June 25, 2013, marked the one year anniversary of the Supreme Court's decision in Miller v. Alabama. In their decision, Justices of the Court ruled that mandatory sentences of life without the possibility of parole may not be imposed on children. Following the anniversary, Ranking Member of the U.S. House Judiciary Committee Congressman John Conyers, Jr. (D-Mich.) and Ranking Member of the Subcommittee on Crime, Terrorism, Homeland Security, and Investigations Robert C. "Bobby" Scott (D-Va.) issued the following statement:
"One year ago, in the case of Miller v. Alabama, the U.S. Supreme Court issued an historic ruling that mandatory life sentences for children without any possibility of parole are unconstitutional. In marking this anniversary, we applaud the Justices of Supreme Court for their compassion and commitment to the 8th Amendment's prohibition against cruel and unusual punishment. "Our children are precious, and for too long our Nation's juvenile justice laws have punished children in some of the harshest terms imaginable. In fact, the United States stands alone in the world as the only country on earth that imposes sentences of life without parole for crimes committed by children. Though children must be held accountable if they commit serious crimes, our laws should not be so heartless that they would throw a child away for life.
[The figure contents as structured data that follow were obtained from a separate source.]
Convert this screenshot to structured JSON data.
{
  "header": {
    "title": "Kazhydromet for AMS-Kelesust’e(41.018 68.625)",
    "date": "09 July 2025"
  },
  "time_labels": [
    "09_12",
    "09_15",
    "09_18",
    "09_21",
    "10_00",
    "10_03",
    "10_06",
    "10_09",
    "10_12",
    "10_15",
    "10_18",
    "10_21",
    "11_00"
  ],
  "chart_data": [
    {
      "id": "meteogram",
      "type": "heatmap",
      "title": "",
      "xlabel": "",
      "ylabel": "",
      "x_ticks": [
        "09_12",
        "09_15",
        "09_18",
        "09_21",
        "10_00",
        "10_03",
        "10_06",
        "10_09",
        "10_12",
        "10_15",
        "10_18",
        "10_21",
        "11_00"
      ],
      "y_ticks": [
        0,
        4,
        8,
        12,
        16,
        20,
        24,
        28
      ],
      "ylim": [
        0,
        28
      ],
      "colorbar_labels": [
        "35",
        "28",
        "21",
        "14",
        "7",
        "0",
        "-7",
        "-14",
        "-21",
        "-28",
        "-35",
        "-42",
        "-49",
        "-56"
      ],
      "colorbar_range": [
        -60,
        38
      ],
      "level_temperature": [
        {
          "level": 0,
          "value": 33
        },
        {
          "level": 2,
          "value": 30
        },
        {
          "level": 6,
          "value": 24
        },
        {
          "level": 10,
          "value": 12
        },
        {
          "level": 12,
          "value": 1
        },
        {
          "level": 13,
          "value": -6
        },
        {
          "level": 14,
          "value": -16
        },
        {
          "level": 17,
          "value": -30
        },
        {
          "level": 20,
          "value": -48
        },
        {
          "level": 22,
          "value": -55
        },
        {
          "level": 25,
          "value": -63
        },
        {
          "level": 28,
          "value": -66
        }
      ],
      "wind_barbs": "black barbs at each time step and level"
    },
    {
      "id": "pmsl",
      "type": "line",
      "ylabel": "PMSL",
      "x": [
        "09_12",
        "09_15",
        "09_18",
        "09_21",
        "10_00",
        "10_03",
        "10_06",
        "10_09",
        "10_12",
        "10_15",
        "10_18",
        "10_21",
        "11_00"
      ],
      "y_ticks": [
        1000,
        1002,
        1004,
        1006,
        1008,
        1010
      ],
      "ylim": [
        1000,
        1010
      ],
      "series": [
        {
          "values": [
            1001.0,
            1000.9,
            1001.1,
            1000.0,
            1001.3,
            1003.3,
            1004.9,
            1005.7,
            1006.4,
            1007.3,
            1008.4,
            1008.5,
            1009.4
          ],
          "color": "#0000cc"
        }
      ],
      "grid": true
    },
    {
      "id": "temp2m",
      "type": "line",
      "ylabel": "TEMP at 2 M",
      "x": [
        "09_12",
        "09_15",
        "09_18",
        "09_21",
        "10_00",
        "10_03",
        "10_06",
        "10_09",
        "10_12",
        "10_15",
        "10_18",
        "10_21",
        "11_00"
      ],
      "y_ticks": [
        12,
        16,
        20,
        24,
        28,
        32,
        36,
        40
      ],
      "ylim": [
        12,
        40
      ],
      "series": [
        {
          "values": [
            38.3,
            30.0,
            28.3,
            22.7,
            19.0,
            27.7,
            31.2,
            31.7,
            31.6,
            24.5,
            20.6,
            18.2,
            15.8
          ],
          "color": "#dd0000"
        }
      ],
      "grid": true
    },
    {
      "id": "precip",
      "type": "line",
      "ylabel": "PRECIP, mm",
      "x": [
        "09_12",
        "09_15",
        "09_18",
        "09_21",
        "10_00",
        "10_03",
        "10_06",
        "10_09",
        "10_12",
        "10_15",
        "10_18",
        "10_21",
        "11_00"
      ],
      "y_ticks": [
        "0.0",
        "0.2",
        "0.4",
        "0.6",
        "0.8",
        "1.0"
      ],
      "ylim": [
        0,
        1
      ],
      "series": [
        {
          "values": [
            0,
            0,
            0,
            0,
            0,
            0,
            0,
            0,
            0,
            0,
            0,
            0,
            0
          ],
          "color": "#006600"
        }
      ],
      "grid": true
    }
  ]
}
"For the past 100 years, Courts have held that, as juveniles are still in cognitive and emotional development, they should not be treated as adults in the criminal justice system. Previously, it was ruled that capital punishment imposed on juveniles was unconstitutional. In later cases, the Court ruled that it was unconstitutional to impose sentences of life without parole in non-homicide cases. Now, as a result of the Court's decision one year ago, juveniles cannot be subject to mandatory life sentences without parole even in homicide cases.
"The sentencing court should have an opportunity to review the individual circumstances of each case before imposing the draconian punishment of life without parole, and, for children, such a sentence cannot be mandatory without such individualized consideration.
"We hope that in the aftermath of this historic decision, our juvenile justice policies turn towards prevention and rehabilitation, such as the enactment of the Youth Promise Act. Saving children before they head down the wrong path is not just good policy, but the decent approach that a compassionate society should take."